Avec cette constante éprouvante pour ses enfants, l’incapacité d’exprimer ses émotions et de laisser couler des larmes. Qu’importe le pipi au lit du petit et les cauchemars du grand. IL faudra bien du cran à Michel pour affronter la mort tragique de son petit frère Charlie et pour transcender la ‘vérité’ en appréhendant l’Holocauste et la matérialité de ce qui reste des camps et de l’entreprise nazie avec l’esprit et l’imaginaire propres à son âge.

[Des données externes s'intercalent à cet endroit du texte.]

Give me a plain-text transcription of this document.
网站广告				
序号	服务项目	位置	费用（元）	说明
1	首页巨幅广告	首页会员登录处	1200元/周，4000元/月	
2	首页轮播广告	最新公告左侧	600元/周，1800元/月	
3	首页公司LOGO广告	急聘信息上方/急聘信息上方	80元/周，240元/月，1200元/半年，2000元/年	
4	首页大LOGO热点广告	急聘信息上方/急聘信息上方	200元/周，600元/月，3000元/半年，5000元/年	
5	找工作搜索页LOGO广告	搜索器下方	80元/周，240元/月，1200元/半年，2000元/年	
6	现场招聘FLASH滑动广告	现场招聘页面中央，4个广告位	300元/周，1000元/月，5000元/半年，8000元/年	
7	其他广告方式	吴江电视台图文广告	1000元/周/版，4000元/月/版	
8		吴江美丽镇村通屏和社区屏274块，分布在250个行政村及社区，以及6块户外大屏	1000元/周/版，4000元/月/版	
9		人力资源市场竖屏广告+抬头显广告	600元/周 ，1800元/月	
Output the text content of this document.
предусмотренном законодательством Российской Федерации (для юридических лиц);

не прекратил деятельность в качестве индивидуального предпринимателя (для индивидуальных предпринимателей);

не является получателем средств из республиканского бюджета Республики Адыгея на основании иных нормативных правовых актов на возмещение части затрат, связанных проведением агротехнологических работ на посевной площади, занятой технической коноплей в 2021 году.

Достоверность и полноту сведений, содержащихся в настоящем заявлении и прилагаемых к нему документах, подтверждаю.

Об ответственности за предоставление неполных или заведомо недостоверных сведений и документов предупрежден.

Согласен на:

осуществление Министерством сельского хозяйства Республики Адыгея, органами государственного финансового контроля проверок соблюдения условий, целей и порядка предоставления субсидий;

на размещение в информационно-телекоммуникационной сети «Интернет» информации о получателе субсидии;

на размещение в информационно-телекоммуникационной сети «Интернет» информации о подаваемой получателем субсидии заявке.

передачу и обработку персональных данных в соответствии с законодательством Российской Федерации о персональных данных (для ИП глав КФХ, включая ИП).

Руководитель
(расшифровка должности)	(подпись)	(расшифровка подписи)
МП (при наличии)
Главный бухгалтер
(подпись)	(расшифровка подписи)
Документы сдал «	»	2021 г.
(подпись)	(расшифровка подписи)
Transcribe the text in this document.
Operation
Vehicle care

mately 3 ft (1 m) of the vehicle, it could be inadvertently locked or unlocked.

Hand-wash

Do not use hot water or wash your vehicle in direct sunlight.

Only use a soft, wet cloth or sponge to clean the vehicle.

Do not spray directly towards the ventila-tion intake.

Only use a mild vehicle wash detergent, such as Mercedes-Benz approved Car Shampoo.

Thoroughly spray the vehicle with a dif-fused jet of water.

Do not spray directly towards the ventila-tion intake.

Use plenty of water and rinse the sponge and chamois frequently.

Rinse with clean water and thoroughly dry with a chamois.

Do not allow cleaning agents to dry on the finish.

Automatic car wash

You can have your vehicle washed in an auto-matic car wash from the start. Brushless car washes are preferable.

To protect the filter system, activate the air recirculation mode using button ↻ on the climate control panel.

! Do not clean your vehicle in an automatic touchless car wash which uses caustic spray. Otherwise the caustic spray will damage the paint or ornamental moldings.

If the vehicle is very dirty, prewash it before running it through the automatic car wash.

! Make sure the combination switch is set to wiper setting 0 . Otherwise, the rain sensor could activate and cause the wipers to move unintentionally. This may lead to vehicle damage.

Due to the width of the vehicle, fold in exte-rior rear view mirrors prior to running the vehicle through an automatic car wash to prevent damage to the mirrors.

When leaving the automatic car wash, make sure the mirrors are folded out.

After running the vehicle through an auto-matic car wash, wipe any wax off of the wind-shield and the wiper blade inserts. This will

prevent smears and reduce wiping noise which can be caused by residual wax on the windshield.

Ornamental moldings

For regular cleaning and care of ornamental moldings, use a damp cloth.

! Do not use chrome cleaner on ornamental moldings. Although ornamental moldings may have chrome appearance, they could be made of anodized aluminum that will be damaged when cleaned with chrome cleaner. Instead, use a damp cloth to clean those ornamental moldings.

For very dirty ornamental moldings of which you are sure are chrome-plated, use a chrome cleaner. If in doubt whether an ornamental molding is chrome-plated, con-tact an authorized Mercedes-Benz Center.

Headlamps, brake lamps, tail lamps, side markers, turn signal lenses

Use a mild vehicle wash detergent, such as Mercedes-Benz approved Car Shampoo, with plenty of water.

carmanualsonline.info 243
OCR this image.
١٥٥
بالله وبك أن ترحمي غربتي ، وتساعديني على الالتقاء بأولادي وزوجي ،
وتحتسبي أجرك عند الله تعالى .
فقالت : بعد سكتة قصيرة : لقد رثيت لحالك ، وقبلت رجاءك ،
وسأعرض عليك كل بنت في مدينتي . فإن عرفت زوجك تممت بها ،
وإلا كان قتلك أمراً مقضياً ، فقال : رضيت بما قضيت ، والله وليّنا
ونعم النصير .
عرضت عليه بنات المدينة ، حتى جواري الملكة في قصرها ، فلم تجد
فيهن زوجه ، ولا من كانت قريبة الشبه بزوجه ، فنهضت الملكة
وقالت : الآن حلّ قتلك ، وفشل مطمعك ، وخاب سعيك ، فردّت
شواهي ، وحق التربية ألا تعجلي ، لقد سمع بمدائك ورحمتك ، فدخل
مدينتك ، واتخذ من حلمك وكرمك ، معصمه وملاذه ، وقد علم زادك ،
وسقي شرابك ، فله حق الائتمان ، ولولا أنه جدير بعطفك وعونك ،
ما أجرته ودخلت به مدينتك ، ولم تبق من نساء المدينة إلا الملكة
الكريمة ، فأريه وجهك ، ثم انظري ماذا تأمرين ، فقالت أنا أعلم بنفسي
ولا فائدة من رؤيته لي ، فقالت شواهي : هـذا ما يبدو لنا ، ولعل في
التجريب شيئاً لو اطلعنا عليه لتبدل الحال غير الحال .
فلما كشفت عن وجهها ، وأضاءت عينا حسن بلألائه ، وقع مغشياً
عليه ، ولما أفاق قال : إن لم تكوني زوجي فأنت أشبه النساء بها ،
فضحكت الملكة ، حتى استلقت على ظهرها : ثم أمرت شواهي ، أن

Les couleurs vives et flamboyantes dominant le récit faisant place à des teintes blanchâtres ou des paysages neigeux et désolés tandis que les exterminateurs nazis prennent la forme de silhouettes hideuses et mécaniques.

 

Dans la vraie vie,  une fois devenu adulte, Michel  l’héroïque explorateur  enfantin d’une Shoah ‘immontrable’ -selon le terme de Véra Belmont- fait comme Michel Kichka, auteur de la bande dessinée matrice du film, dessinateur de presse et caricaturiste politique installé à Jérusalem depuis le milieu des années 70. Il part pour Israël vivre l’utopie d’alors, celle des kibboutz, et tient à garder son nom,  symbole tardif d’une transmission qui a fini par se produire, malgré tout.

 

Scénario et univers graphique épatants pour une animation à la richesse foisonnante

 

Ligne claire, traits nets, couleurs vives et pimpantes alternant avec des déclinaisons de noir et de blanc pour suggérer l’innommable, personnages attachants reconnaissables aisément à quelques caractéristiques physiques et  mentales…Des compositions qui évoquent parfois le style propre au dessinateur Hergé et à son héros Tintin.  Ici nos deux jeunes héros s’aventurent sur un terrain autrement plus dangereux  que le petit reporter mondialement connu , un terrain inconnu où se mêlent intimement leur histoire individuelle, le destin de leur famille juive et la tragédie de l’histoire du XXème siècle.

 

A travers « Les Secrets de mon père », Véra Belmont trouve la forme juste pour s’adresser aux nouvelles générations à l’heure où la parole libérée des derniers témoins et survivants de la Shoah s’éteint. A 83 ans, la réalisatrice  offre aux plus jeunes un film d’animation plaidant avec malice et intelligence  contre toutes les manifestations de la négation de l’Autre et autres retournements de l’Histoire.

 

Samra Bonvoisin

« Les Secrets de mon père », film de Vera Belmont-sortie le 21 septembre 2022

Sélections, Festival international du film d’animation, Annecy, Festival de Cannes Juniors, Prix des collégiens et Prix des lycéens, 2022

 

 

Par fjarraud , le mercredi 21 septembre 2022.